Les ailerons de requins nous tirent des larmes de crocodile

Publié le par Jean-Louis Schmitt

Malgré quelques mesures de protection prises en faveur des requins, le commerce de leurs ailerons se poursuit à un rythme effrayant en Europe. Les citoyens peuvent mettre un terme au massacre.

Malgré son air farouche, le requin-taureau est placide et facilement approchable par les plongeurs. Photo : Nicolas Barraqué

Les chiffres sont devenus d’une banalité affligeante : 30 espèces de requins flirtent avec la disparition. La plupart des populations de squales connues ont diminué de 80 à 99 % depuis l’épanouissement de la pêche industrielle, au milieu du siècle dernier. En Méditerranée, 50 % des espèces de requins n’ont plus d’avenir. Et la liste sanglante n’est pas close. Elle est, du reste, rappelée par les biologistes lors de chaque bilan de l’état du vivant sur la planète. Une occasion pour l’opinion publique de se calmer avec Les dents de la mer en préférant la compassion.

Las, le massacre se poursuit avec pour principale motivation l’exploitation des ailerons. Ils se dégustent à toutes les sauces, avec des champignons, en potage, bouillis durant près de 3 heures, j’en passe. Quelle que soit la recette, l’addition satisfait les exploiteurs d’ailerons puisqu’ils se vendent entre 300 et 500 euros le kilo. L’association Ailerons a décidé d’en finir en relayant le message de l’initiative citoyenne Stop Finning EU. Martin Grau, son vice-président, résume clairement l’objectif : « Nous voulons définitivement mettre un terme au commerce des ailerons de requins dans l’Union Européenne. Il y a urgence. Chaque année, près de 3 500 tonnes d’ailerons de requins sont exportées de l’Union Européenne vers l’Asie ». Parmi les pays coupables de cette industrie, l’Espagne arrive en haut du podium avec quelque 40 000 tonnes de requins pêchés par an. Elle est suivie par le Portugal, qui affiche quand même 13 000 tonnes sur la balance. Quant à la France, elle contribue au déclin à hauteur de 352 tonnes.

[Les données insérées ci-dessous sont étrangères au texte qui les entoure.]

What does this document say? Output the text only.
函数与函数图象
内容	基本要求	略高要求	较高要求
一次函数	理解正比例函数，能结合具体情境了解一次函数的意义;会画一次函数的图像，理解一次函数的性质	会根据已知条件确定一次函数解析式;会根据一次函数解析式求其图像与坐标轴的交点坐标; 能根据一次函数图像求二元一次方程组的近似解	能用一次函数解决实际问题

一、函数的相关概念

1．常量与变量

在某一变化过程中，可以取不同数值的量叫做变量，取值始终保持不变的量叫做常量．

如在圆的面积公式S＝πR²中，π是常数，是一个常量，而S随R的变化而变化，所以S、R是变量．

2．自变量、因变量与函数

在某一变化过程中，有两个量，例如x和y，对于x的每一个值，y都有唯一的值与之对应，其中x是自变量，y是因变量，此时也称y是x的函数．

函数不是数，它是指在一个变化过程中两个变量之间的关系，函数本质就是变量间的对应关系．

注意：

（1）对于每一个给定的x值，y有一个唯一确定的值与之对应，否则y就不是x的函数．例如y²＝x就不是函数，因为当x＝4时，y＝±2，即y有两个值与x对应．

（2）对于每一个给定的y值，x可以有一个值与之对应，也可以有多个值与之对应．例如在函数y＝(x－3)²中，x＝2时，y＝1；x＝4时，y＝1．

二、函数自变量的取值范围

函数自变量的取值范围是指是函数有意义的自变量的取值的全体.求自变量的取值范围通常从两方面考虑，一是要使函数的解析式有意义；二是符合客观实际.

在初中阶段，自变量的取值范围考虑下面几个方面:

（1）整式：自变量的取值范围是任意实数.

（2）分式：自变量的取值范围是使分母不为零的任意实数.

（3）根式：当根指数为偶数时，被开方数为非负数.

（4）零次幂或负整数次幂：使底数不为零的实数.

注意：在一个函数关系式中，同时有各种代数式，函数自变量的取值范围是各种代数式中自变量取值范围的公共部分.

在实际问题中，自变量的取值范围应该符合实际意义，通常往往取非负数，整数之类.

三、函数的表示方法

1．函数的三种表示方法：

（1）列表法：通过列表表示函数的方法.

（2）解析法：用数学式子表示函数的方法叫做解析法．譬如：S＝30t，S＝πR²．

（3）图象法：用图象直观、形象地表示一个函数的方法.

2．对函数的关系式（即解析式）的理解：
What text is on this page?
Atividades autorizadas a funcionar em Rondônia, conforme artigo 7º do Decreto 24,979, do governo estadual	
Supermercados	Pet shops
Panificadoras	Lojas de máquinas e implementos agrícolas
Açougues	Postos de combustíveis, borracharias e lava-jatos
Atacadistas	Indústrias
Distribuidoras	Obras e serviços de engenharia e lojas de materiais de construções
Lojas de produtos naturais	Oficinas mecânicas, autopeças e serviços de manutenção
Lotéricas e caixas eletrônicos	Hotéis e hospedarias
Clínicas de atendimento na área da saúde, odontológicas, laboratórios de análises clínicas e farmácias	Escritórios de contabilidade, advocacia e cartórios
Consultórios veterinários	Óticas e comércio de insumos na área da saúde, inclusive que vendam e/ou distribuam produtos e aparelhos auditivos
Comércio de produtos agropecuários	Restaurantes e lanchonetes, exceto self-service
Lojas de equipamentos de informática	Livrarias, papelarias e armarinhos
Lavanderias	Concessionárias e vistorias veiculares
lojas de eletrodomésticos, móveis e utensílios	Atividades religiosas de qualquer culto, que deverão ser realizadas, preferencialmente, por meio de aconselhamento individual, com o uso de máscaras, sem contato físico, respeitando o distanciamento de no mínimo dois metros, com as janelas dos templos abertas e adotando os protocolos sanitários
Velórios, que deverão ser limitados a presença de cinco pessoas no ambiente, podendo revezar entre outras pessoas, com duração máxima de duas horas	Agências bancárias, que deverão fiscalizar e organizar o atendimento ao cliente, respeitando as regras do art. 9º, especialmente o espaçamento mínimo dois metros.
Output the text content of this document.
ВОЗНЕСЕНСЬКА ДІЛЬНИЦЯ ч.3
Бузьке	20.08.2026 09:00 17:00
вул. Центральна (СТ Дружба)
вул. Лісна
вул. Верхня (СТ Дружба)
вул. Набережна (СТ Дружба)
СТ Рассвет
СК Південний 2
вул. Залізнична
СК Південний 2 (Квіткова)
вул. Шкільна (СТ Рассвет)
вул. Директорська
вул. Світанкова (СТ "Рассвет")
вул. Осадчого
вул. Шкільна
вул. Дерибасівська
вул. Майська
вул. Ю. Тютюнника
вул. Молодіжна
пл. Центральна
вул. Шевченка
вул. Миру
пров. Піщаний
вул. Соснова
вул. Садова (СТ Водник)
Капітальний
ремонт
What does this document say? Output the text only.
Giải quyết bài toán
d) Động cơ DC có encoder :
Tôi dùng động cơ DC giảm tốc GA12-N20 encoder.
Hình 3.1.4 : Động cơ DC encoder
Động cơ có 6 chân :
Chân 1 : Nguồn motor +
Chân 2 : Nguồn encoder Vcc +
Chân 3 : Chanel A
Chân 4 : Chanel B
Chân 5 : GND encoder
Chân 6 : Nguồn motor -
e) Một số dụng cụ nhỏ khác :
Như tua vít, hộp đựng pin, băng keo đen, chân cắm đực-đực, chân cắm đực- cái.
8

Au-delà de l’insupportable délabrement des espèces, c’est aussi l’odieuse méthode de pêche qu’il convient de pointer. Le « shark finning » consiste à leur couper les ailerons et la nageoire caudale puis à rejeter les animaux en mer alors qu’ils sont toujours vivants. L’agonie est alors au rendez-vous. Soit les requins, incapables de se déplacer, meurent d’asphyxie ou d’hémorragie, soit ils sont dévorés par leurs congénères. Cette maltraitance est douloureusement vécue par les victimes dont on ne peut plus douter de leur sensibilité et de leur capacité à détecter les champs magnétiques, à s’orienter fonctionnellement, voire à capter leur environnement en 3D.

Bernard Séret, chercheur spécialiste des requins, résume : « Comment imaginer qu’un animal qui vit depuis 450 millions d’années, en ayant traversé cinq extinctions, soit idiot? ». Plus précisément, il ajoute : « Le centre olfactif peut occuper 1/3 du cerveau chez certaines espèces ».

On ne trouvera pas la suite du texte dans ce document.